P2P platforms reassure investors after FTSE fall
Peer-to-peer platforms have reassured investors that the huge drop in the FTSE 100 this morning (9 March) will not affect them.
The FTSE 100 dropped by a massive 8.4 per cent this morning, the fourth biggest decline in its history.
This was reportedly due to a huge fall in the price of oil, and fears about coronavirus affecting investors.
However, P2P lenders have been quick to reassure investors that they will not be affected by the current stock market crisis.
Read more: Could P2P lending combat coronavirus market fears?
“Fixed-return property lending has, by definition, got no volatility embedded in it,” said Yann Murrciano, chief executive at Blend Network.
“Investors are lending their money at a fixed return for a fixed amount of time. The risk, of course, depends on the platform’s strategy and due diligence process.”
Murciano said that the property-backed P2P platform has been speaking to investors who are already liquidating their equity positions and are looking for alternatives.
“We have been contacted by investors who are looking to invest in fixed-return property lending,” he said.
“The realisation that global GDP will most probably shrink for part of this year, and the looming risk of a financial panic and credit-crunch means everyone is looking for yield and there is a massive flight to safer, fixed-return assets.”
Read more: ‘Big three’ show there is more than one way for P2P to evolve
David Genn, chief executive of Goji, said that market sentiment with stocks and shares doesn’t affect the P2P market.
“The fact that the FTSE responded with such a large drop demonstrates why P2P is such a healthy option to have in investors’ portfolios because it reacts to loans and not market sentiment.
“As long as borrowers still repay their loans, then investors will continue to see strong interest on their P2P investments which is why P2P is such a strong asset class because it doesn’t react to big swings in market sentiment.
“I think whatever the reason for change in the stock market, P2P at the end of the day is an asset class driven just by the fundamentals.
“It comes down to the credit underwriting and ability of origination and ability to collect repayments.”
Ratesetter added that P2P lending can offer lower-risk returns.
“The P2P industry is opening access to stable and low-risk returns,” a RateSetter spokesperson said.
“RateSetter’s returns are consistent, stable and low-risk thanks to our provision fund model which diversifies every investor’s exposure across the entire loan portfolio.

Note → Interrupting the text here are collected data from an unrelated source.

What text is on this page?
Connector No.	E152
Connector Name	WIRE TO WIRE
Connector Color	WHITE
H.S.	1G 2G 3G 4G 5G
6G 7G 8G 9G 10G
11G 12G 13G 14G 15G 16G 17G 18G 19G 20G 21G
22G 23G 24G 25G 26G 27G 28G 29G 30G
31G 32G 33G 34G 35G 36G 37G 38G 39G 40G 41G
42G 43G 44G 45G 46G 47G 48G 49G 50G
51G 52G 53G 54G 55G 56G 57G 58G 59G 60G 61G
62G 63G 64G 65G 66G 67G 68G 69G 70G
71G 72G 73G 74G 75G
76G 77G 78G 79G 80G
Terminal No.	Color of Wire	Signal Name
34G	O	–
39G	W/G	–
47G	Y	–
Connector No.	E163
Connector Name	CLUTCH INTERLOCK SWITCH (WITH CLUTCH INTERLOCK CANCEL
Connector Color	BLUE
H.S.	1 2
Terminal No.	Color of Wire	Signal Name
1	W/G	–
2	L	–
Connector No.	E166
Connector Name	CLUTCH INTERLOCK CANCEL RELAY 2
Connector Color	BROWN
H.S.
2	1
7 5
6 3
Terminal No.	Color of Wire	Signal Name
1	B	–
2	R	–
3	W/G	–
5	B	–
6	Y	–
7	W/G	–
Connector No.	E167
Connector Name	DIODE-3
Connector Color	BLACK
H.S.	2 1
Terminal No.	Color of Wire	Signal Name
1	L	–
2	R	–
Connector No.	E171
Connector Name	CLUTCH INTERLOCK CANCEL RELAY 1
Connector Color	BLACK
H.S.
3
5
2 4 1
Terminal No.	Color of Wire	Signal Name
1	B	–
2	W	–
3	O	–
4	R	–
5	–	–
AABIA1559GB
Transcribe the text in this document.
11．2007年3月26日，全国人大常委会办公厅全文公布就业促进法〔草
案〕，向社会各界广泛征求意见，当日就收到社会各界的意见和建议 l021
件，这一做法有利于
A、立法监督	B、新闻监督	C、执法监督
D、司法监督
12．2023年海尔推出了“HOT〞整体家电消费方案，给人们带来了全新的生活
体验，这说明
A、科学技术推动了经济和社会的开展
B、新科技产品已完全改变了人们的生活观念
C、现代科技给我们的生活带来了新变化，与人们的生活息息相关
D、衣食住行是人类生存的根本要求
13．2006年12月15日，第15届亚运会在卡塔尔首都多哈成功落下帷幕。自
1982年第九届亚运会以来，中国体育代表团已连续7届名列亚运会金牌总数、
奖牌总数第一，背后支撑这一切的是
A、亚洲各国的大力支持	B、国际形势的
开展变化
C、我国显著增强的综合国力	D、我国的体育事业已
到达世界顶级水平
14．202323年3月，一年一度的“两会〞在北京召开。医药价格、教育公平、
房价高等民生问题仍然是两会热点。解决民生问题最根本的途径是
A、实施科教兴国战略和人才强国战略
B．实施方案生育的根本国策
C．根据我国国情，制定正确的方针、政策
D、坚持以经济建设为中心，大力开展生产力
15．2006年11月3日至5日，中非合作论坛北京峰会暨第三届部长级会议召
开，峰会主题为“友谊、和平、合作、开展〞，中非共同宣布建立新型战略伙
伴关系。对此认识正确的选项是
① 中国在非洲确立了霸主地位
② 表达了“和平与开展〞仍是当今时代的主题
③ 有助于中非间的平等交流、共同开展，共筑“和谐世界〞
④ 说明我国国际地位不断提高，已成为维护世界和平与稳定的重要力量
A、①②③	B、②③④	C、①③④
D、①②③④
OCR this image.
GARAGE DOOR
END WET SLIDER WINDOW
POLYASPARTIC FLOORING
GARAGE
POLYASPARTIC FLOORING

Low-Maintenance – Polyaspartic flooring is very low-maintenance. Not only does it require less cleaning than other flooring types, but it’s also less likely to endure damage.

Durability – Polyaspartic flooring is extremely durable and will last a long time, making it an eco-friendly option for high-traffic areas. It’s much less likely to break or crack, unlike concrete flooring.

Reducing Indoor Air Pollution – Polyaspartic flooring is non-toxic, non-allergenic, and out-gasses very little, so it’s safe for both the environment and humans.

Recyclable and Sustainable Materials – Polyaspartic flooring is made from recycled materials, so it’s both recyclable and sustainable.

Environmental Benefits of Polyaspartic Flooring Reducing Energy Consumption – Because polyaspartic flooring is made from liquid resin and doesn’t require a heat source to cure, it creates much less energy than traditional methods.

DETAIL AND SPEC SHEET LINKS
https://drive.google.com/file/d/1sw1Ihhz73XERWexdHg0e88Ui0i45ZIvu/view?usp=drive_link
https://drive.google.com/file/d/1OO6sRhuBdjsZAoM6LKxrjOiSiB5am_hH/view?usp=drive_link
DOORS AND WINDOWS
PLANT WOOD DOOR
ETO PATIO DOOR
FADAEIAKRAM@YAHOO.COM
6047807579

“The performance of our portfolio plays out over the lifetime of the loans, which is a period of years, so we have time to respond to emerging performance trends and make adjustments.
“In contrast, the performance of shares moves rapidly, and this leads to volatility.”
Read more: RateSetter defends provision fund against claims it is running dry
Carl Davies, chief operating officer of The House Crowd, said that the stock market volatility changes very little apart from affecting confidence in investing per se.
“In an ideal world it should mean investors look at property backed loans more seriously as they are secured on assets that have a real value and don’t fluctuate in value so rapidly based on perceptions and sentiment,” he said.
“Granted the assets are not as liquid as stocks and shares but neither are they as volatile.
“It is another example of the industry needing to educate investors on how we can help preserve their wealth as well as offer strong targeted returns.”